Come San Francesco Napoleone è un genere pittorico a sé stante, una galleria d’arte a soggetto che raccoglie ritratti equestri e consolari, opere propagandistiche e scene di battaglia, allegorie visionarie e celebrazioni del potere imperiale. Napoleone fu un messia secolarizzato che soltanto alcuni ebbero il privilegio di vedere e dipingere dal vero, tutti gli altri si arrangiarono lavorando all’inizio di fantasia – quando le incisioni col vero volto di Bonaparte non erano ancora molto diffuse e ai pittori toccava ingegnarsi apponendo il brand napoleonico ai ritratti di comuni ufficiali –  e più tardi replicando il formulario originale come nella pittura orientale di sacre icone.    

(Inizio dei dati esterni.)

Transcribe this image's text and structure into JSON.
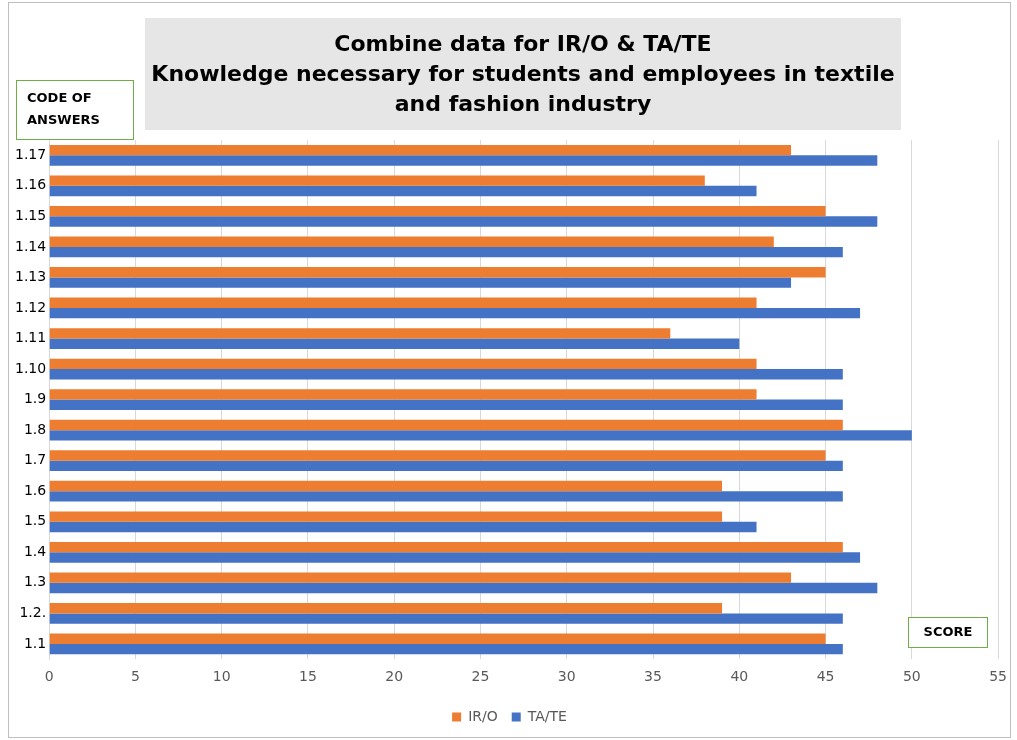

Una di queste matrici è il carboncino Bonaparte alla Malmaison di Jean-Baptiste Isabey, nel quale Napoleone viene per la prima volta raffigurato nella caratteristica uniforme di guardia consolare con la mano destra infilata nel gilet. Questa posa verrà ripresa in innumerevoli esemplari, tra cui quelli di David e Ingres che ne offriranno eleganti variazioni sul tema: il Napoleone nel suo ufficio del primo immortalerà con straordinario realismo un imperatore ormai attempato, dal fisico tracagnotto, la testa rubiconda e stempiata, che si trattiene nel suo studio fino a tarda notte (l’indizio sono le candele quasi consumate) per stilare il codice napoleonico; il Napoleone primo console del secondo inverte invece la posizione delle mani (in questo caso è la sinistra a fendere il gilet) e indugia nel velluto dell’uniforme rossa e sugli altri tessuti preziosi che adornano la stanza. Si deve a Ingres anche il monumentale ritratto di Napoleone imperatore, caratterizzato da un esplicito disinteresse per la verosimiglianza somatica in favore di una resa puramente celebrativa ispirata alle descrizioni del Giove Olimpico di Fidia. Napoleone vi appare fieramente assiso in trono, come Dio Padre nel Polittico di Gand di Van Eyck, al cui stile rimanda la descrizione minuziosa del folto mantello, dello scettro d’avorio e della spada finemente incisa. A David, invece, si deve il prototipo del ritratto equestre napoleonico in una serie di cinque tele che raffigurano Bonaparte in groppa a un cavallo imbizzarrito mentre attraversa il passo del Gran San Bernardo e alza un dito al cielo a segnare la strada della vittoria.

Il  ritratto equestre di David evidenzia l’indomito spirito marziale di Napoleone che si ritrova in quasi tutte le scene di battaglia, a eccezione di quelle dipinte da Gros dove il protagonista somiglia piuttosto a  un profeta benedicente che rivolge ai caduti gesti di misericordia, pietà e conforto. Irrompe in queste vesti, epifania semidivina nel gelo della Russia, sul campo di battaglia di Eylau in una tela del 1808 che nei lividi cadaveri assiderati al suolo preconizza il romanticismo macabro di Gericault, laddove negli Appestati di Jaffa viene addirittura investito di carismi taumaturgici, come fosse una specie di santo guaritore giunto al lazzaretto improvvisato dalle truppe francesi per portare conforto e ristoro ai suoi uomini decimati dalla peste. Si tratta di un episodio risalente alla campagna d’Egitto, quando Napoleone, non ancora console, era stato spedito in Nord Africa per contrastare l’avanzata imperialista degli inglesi, ma giunto lì aveva trovato ben altro, i mamelucchi guerreggianti sotto le piramidi e la peste a Jaffa, la Stele di Rosetta e tutta l’egittologia a venire: Belzoni che preda la Valle dei Re, Flaubert che si mette in viaggio per Luxor insieme a Maxime Du Camp, Howard  Carter che sveglia Tutankhamon da un sonno millenario.       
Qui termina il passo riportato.